石炭強度の載荷速度依存性に関する研究
1.はじめに

石炭の一軸圧縮強度に関する研究は,古くからおこなわれており(例えばEvans et al.,1961a),特にその寸法効果に関しては注目すべき成果があがっている(Bieniawski, 1968;Mark & Barton,1996).また,引張強度に関しても,主として圧裂引張試験(Brenbaum & Brodie,1959)や曲げ試験(Pomeroy et al.,1956)により,その異方性を含めて研究がなされてきた(Evans,1961b).しかしながら,石炭の強度に関する研究のピークが数10年前であったこともあり,最近の機器と手段を使用した研究結果にはとぼしいきらいがある.例えば,一軸圧縮強度の載荷速度依存性や,さらに1歩進んで時間依存性挙動については知られているところが充分とはいえない.一軸引張応力下での挙動に関しては,公表されている研究成果はほとんどなく,強度の載荷速度依存性はもちろんのこと,より基礎的な完全応力−歪曲線についてさえ定説があるとは言い難い.
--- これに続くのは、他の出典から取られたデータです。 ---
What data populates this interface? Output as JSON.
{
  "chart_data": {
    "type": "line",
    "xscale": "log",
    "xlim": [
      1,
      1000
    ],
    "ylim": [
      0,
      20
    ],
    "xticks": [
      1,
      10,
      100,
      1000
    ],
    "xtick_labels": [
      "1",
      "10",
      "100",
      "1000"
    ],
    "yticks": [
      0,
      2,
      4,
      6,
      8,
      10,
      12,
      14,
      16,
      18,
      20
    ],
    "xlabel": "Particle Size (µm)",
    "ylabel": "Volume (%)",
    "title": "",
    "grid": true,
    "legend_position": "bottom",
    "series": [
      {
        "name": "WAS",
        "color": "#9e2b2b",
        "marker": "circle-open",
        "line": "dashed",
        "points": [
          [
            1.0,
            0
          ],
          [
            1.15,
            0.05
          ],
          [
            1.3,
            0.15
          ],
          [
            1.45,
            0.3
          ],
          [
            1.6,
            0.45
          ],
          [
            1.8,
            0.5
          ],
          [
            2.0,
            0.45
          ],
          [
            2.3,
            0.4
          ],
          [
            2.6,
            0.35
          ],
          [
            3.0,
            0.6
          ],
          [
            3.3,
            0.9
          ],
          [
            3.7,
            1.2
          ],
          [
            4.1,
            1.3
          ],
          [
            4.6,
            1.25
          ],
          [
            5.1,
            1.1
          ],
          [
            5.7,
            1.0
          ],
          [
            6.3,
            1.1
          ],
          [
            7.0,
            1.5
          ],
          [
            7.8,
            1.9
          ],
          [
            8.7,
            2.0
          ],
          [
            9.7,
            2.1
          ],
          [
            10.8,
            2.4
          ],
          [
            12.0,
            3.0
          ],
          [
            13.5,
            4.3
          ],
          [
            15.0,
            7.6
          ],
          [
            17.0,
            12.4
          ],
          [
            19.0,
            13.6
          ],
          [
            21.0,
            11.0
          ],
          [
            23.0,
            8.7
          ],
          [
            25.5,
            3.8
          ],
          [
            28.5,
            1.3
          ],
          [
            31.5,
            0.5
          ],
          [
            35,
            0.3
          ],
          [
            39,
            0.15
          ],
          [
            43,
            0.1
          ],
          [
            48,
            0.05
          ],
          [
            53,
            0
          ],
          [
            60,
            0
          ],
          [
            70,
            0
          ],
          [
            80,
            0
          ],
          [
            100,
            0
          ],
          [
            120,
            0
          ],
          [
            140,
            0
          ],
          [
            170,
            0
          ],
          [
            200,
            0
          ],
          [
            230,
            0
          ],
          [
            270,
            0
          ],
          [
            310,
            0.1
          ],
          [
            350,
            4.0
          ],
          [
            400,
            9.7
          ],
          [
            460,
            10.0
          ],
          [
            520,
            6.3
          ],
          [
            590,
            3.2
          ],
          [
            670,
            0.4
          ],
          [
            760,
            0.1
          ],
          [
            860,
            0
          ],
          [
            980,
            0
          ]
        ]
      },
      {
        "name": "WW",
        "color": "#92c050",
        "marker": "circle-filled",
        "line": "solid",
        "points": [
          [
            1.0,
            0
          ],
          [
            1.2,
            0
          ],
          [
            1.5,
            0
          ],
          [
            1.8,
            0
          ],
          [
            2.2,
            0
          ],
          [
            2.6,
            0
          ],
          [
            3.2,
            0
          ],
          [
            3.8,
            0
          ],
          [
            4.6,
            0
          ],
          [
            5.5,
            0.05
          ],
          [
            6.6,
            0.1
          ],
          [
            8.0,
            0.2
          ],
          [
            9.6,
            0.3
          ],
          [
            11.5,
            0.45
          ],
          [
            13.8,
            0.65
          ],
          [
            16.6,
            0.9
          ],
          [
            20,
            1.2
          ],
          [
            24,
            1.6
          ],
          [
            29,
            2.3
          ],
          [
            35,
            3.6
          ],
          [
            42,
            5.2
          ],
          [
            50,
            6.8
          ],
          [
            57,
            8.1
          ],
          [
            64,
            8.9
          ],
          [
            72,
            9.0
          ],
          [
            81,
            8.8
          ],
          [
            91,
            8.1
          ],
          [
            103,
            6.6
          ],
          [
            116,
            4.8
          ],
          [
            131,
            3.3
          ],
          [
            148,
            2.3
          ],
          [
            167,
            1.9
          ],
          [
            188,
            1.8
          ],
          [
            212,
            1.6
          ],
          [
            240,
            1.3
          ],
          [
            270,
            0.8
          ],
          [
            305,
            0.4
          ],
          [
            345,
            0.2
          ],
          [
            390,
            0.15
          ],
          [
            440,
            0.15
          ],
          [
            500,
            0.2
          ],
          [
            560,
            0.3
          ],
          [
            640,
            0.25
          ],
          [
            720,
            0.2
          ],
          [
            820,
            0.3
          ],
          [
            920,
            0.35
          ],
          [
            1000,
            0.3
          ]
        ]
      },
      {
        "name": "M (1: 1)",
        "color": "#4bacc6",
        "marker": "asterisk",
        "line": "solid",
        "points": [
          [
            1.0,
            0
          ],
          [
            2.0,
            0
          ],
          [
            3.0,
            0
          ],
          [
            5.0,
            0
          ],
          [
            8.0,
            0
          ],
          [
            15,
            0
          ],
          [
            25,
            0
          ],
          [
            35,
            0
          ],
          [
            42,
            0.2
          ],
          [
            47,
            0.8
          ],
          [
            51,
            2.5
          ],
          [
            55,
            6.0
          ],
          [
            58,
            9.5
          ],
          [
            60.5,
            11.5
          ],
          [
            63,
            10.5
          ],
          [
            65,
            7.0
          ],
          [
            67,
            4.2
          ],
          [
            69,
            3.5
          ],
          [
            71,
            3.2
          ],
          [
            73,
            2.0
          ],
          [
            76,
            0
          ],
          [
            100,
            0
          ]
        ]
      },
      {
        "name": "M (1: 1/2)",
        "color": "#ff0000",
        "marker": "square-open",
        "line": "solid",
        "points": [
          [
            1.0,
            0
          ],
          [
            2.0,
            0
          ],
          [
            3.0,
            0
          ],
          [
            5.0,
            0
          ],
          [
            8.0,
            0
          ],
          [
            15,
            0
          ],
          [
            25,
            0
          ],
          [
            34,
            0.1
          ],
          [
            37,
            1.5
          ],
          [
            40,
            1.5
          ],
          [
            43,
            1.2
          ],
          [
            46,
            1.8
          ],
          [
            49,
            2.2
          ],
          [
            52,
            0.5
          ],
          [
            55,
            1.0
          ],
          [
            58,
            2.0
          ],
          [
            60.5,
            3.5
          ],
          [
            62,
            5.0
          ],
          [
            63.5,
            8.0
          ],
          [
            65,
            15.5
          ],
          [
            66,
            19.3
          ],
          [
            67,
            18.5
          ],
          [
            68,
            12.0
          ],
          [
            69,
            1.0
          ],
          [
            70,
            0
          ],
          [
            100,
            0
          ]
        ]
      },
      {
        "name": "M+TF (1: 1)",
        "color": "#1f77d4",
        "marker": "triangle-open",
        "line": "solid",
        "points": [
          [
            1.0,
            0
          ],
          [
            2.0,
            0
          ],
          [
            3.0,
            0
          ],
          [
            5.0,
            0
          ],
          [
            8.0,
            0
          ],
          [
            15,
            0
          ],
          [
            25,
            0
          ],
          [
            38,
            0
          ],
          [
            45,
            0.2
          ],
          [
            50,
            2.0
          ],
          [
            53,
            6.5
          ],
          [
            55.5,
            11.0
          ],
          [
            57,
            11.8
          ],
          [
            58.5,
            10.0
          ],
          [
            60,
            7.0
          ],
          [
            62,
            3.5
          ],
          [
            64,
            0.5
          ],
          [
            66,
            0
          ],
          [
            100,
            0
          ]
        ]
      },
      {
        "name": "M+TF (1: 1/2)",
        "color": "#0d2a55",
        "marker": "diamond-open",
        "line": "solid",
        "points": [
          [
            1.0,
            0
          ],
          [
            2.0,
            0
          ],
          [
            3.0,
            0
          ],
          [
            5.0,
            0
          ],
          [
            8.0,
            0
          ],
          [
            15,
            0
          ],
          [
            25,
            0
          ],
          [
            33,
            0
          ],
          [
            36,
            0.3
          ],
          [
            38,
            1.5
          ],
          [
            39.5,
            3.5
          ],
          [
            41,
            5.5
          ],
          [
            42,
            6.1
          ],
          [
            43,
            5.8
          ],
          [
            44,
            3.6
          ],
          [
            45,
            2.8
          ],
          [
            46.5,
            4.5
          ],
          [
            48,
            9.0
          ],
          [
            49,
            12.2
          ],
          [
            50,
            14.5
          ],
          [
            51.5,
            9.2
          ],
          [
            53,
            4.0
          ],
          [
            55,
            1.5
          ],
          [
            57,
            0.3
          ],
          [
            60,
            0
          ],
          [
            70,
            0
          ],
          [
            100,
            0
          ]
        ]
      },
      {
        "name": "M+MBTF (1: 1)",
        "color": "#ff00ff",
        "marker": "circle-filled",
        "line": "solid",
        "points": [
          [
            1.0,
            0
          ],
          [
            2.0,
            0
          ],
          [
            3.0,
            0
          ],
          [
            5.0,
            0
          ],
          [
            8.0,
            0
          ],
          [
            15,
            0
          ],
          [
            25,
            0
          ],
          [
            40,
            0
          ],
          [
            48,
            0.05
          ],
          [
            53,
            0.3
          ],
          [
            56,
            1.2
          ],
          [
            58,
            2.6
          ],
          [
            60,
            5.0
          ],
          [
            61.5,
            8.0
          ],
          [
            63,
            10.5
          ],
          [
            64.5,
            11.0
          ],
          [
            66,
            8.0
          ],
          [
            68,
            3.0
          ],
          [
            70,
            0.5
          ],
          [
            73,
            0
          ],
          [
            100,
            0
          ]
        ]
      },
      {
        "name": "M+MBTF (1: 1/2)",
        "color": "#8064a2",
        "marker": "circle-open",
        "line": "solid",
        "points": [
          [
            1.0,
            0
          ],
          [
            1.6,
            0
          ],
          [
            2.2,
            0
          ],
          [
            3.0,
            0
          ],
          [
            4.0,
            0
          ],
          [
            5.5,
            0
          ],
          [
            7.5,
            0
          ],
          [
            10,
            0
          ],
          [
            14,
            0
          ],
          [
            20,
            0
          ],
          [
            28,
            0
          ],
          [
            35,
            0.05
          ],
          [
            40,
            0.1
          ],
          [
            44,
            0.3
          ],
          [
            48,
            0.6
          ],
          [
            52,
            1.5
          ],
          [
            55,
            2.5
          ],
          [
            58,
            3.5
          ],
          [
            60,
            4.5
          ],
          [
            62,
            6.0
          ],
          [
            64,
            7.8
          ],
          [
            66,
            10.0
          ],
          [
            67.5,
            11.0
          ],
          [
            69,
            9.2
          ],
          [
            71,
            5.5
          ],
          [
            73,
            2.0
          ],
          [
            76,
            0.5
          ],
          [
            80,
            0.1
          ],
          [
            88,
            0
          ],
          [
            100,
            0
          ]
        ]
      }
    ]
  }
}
わが国の炭坑は諸般の事情で少数になっているが,世界規模でみると石炭の重要性は今後増す可能性が高く,石炭の基礎的な力学特性を調べる意義は十分あると思われる.また,今後の大規模地下空間利用においては,夾炭層を含む地域の開発もありえると考えている.

本研究では,実用性を重んじて,比較的少ない試料を用いて,圧縮強度と引張強度の載荷依存性を調べる方法を試行することにした.既報(大久保・西松,1986)で述べたように,これまで調べた岩石に関する限り,載荷速度依存性は岩石の時間依存性や粘弾性的性質と密接なかかわりを持っている重要な性質であった.今後の研究にゆだねられるところが多いが,石炭に関しても時間依存性を調べる際の第1歩として,強度の載荷速度依存性は適当と判断して本研究を実施した.